In my book of life, one can have more than one favorite, and so I rejoiced each time I saw a birch catkin upon the snow carpet, its fleur di lis scales and tiny seeds spread out. The seeds always remind me of tiny insects, their main structure featuring a dark body with translucent wings to carry it in a breeze, unless it drops right below its parent and takes up residence in that locale.
Further along, scrawled scratching in the snow and leaves indicated another mammal lived in the woodland, conserved as it was by Western Foothills Land Trust. With this sight, my mind stretched to the fact that a corridor had been created and the more I followed the trail, the more I realized others crossed over it because this was their home. And they were still at home here.
The scratcher had left a signature in its prints.
And the source of its food: fallen nuts that about a month ago rained down like the sky was falling. Northern Red Oak Acorns. This one had been half consumed by a White-tailed Deer.

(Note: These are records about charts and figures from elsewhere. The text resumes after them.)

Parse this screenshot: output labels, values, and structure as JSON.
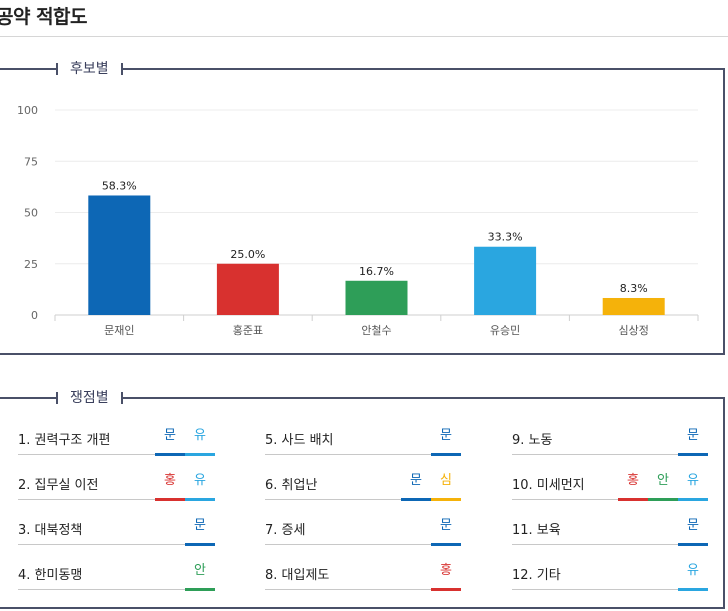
{
  "page_title": "공약 적합도",
  "candidates_section": {
    "title": "후보별"
  },
  "issues_section": {
    "title": "쟁점별"
  },
  "chart_data": {
    "type": "bar",
    "categories": [
      "문재인",
      "홍준표",
      "안철수",
      "유승민",
      "심상정"
    ],
    "values": [
      58.3,
      25.0,
      16.7,
      33.3,
      8.3
    ],
    "value_labels": [
      "58.3%",
      "25.0%",
      "16.7%",
      "33.3%",
      "8.3%"
    ],
    "colors": [
      "#0d67b5",
      "#d8312f",
      "#2e9e58",
      "#2aa6e0",
      "#f5b20a"
    ],
    "ylim": [
      0,
      100
    ],
    "yticks": [
      0,
      25,
      50,
      75,
      100
    ],
    "grid": true,
    "title": "",
    "xlabel": "",
    "ylabel": ""
  },
  "party_colors": {
    "문": "#0d67b5",
    "홍": "#d8312f",
    "안": "#2e9e58",
    "유": "#2aa6e0",
    "심": "#f5b20a"
  },
  "issues": [
    {
      "label": "1. 권력구조 개편",
      "tags": [
        "문",
        "유"
      ]
    },
    {
      "label": "2. 집무실 이전",
      "tags": [
        "홍",
        "유"
      ]
    },
    {
      "label": "3. 대북정책",
      "tags": [
        "문"
      ]
    },
    {
      "label": "4. 한미동맹",
      "tags": [
        "안"
      ]
    },
    {
      "label": "5. 사드 배치",
      "tags": [
        "문"
      ]
    },
    {
      "label": "6. 취업난",
      "tags": [
        "문",
        "심"
      ]
    },
    {
      "label": "7. 증세",
      "tags": [
        "문"
      ]
    },
    {
      "label": "8. 대입제도",
      "tags": [
        "홍"
      ]
    },
    {
      "label": "9. 노동",
      "tags": [
        "문"
      ]
    },
    {
      "label": "10. 미세먼지",
      "tags": [
        "홍",
        "안",
        "유"
      ]
    },
    {
      "label": "11. 보육",
      "tags": [
        "문"
      ]
    },
    {
      "label": "12. 기타",
      "tags": [
        "유"
      ]
    }
  ]
}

While traveling earlier with my companion, we’d talked about the tree that produced the deer food, but it wasn’t till I followed the loop that I found it. To me, the ridges of the Northern Red Oak looked like ski trails, with a reddish tinge in the furrows.
Oh, and that deer; it seemed to have dined on the bark of a Red Maple in the recent past–probably as recent as last winter or spring.
After a three hour tour, I delighted in traveling the Half Witt Trail three times (out and back with my companion and then again as I completed the loop) and Witt’s End.
They are new additions to Western Foothills Witt Swamp & Shepard’s Farm Preserve, and the journey . . . ah the journey.
Along the way, this young woman wanted to know what questions to ask and where to seek answers. I helped as much as I could, but noted that there are others who understand much more than I do.
Thank you, Hadley Couraud, for today’s journey. When it’s shared either actually or virtually with one who has a desire to learn, it’s always special.